Cyber Security Engineer

Exp-6+ years

NP-Immediate to 15 days

Location- Gurgaon

• Skill Set-Experience with threat intelligence and threat modelling.
• Familiarity with security compliance and regulatory frameworks like PCI-DSS, HIPAA, and SOC2.
• Ability to design and implement red team strategies and methodologies.
• Experience in conducting social engineering and phishing campaigns.

JD:

We are looking for an experienced Level 3 Red Team Lead to fortify our cybersecurity defences by simulating sophisticated cyber-attacks and leading penetration testing efforts. The successful candidate will spearhead red team operations, identify security weaknesses, and collaborate with teams to enhance our security posture.

Key Responsibilities:

• Lead and execute advanced penetration testing and red team operations, targeting network, application, and cloud environments.
• Develop and implement red team exercises to simulate real-world attack scenarios.
• Perform in-depth vulnerability assessments and manage remediation efforts.
• Identify and exploit security vulnerabilities using both automated tools and manual techniques.
• Collaborate with blue teams and incident response to improve detection and response strategies.
• Translate findings into clear remediation playbooks (patch/config/hardening/compensating controls) with prioritized backlogs per platform.
• Champion risk-based prioritization using threat intel (e.g., KEV, EPSS), exploit maturity, exposure paths, and asset criticality.
• Provide hardening feedback to endpoint, identity, network, and cloud architects; co-design preventive controls and guardrails.

• Partner with EDR/XDR/SIEM teams to create/validate detections and analytic rules; integrate findings with ticketing/CMDB/GRC for continuous validation.

• Drive automation for scan orchestration, deduplication, and validation (e.g., pre/postremediation checks, CI/CD hooks for security tests).

• Mentor and guide red team members, providing training and development opportunities.
• Stay ahead of emerging cybersecurity threats, tactics, and procedures to continuously improve red team methodologies.
• Produce executive-level summaries and deep technical reports with clear risk framing, exploit chains, and remediation timelines.

Qualifications:

• Bachelors degree in computer science, Information Security, or a related field.

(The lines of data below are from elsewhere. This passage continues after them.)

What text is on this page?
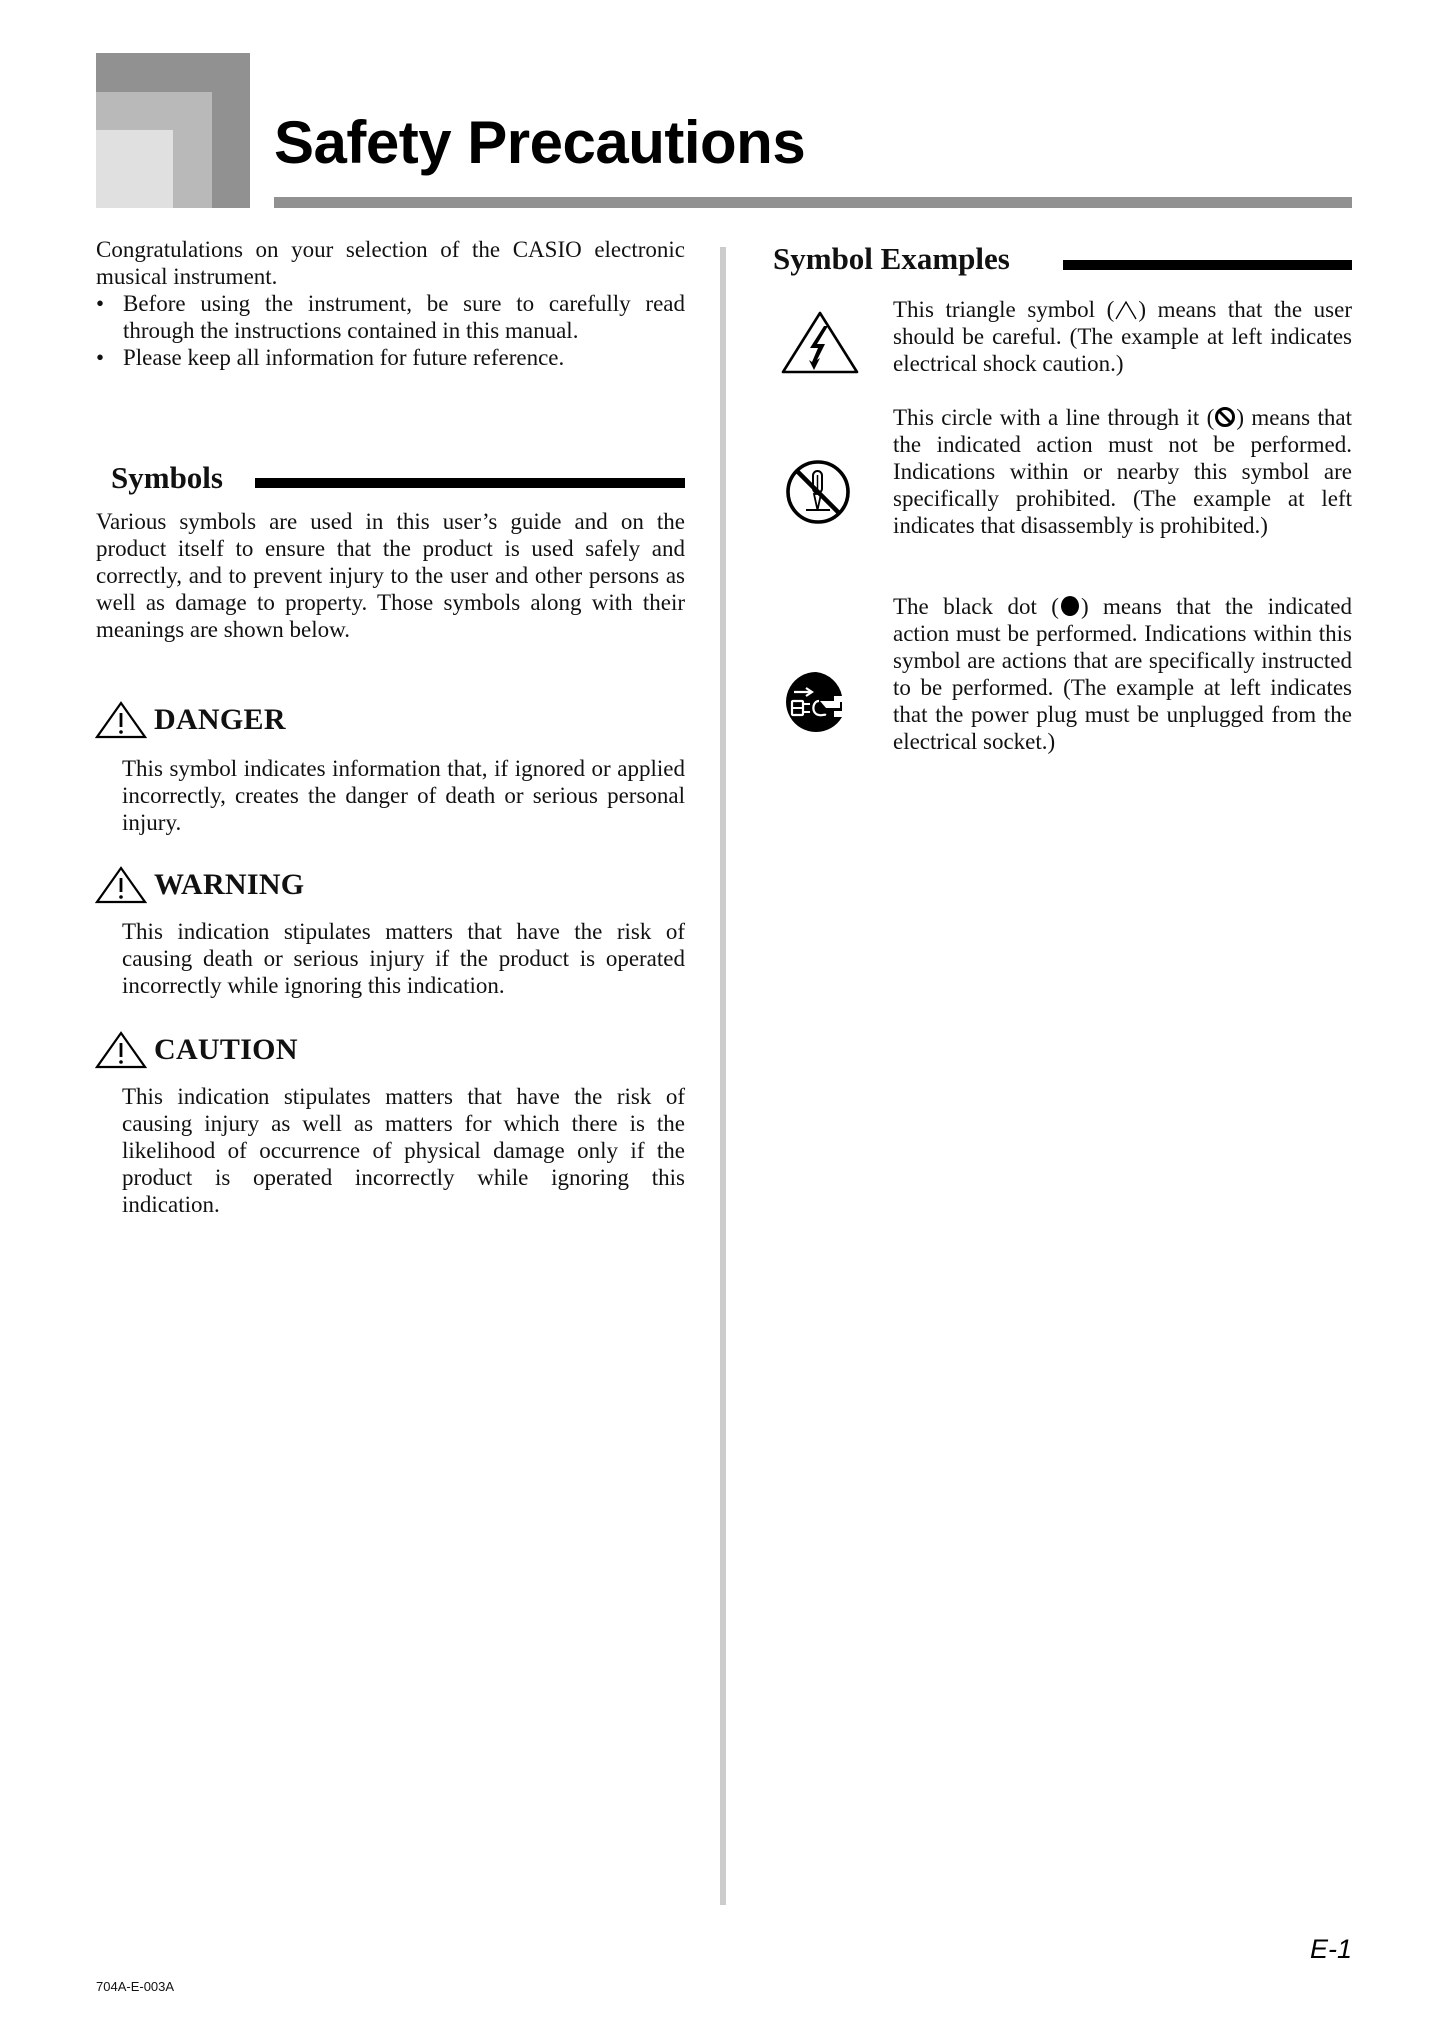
Safety Precautions

Congratulations on your selection of the CASIO electronic musical instrument.

• Before using the instrument, be sure to carefully read through the instructions contained in this manual.
• Please keep all information for future reference.
Symbols

Various symbols are used in this user’s guide and on the product itself to ensure that the product is used safely and correctly, and to prevent injury to the user and other persons as well as damage to property. Those symbols along with their meanings are shown below.

DANGER

This symbol indicates information that, if ignored or applied incorrectly, creates the danger of death or serious personal injury.

WARNING

This indication stipulates matters that have the risk of causing death or serious injury if the product is operated incorrectly while ignoring this indication.

CAUTION

This indication stipulates matters that have the risk of causing injury as well as matters for which there is the likelihood of occurrence of physical damage only if the product is operated incorrectly while ignoring this indication.

Symbol Examples

This triangle symbol ( ) means that the user should be careful. (The example at left indicates electrical shock caution.)

This circle with a line through it ( ) means that the indicated action must not be performed. Indications within or nearby this symbol are specifically prohibited. (The example at left indicates that disassembly is prohibited.)

The black dot ( ) means that the indicated action must be performed. Indications within this symbol are actions that are specifically instructed to be performed. (The example at left indicates that the power plug must be unplugged from the electrical socket.)

704A-E-003A
E-1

A masters degree is preferred.
• 5+ years of experience in penetration testing, red teaming, or advanced threat emulation.
• In-depth knowledge of network, cloud, and application security.
• Proficiency with penetration testing frameworks and tools such as Metasploit, Cobalt Strike, and Burp Suite.
• Advanced certifications such as OSCP, OSCE, OSEE, or equivalent are highly recommended.
• Strong scripting and programming skills (Python, PowerShell, Bash).
• Excellent analytical, problem-solving, and critical-thinking skills.
• Exceptional communication skills, capable of conveying complex security issues to diverse audiences.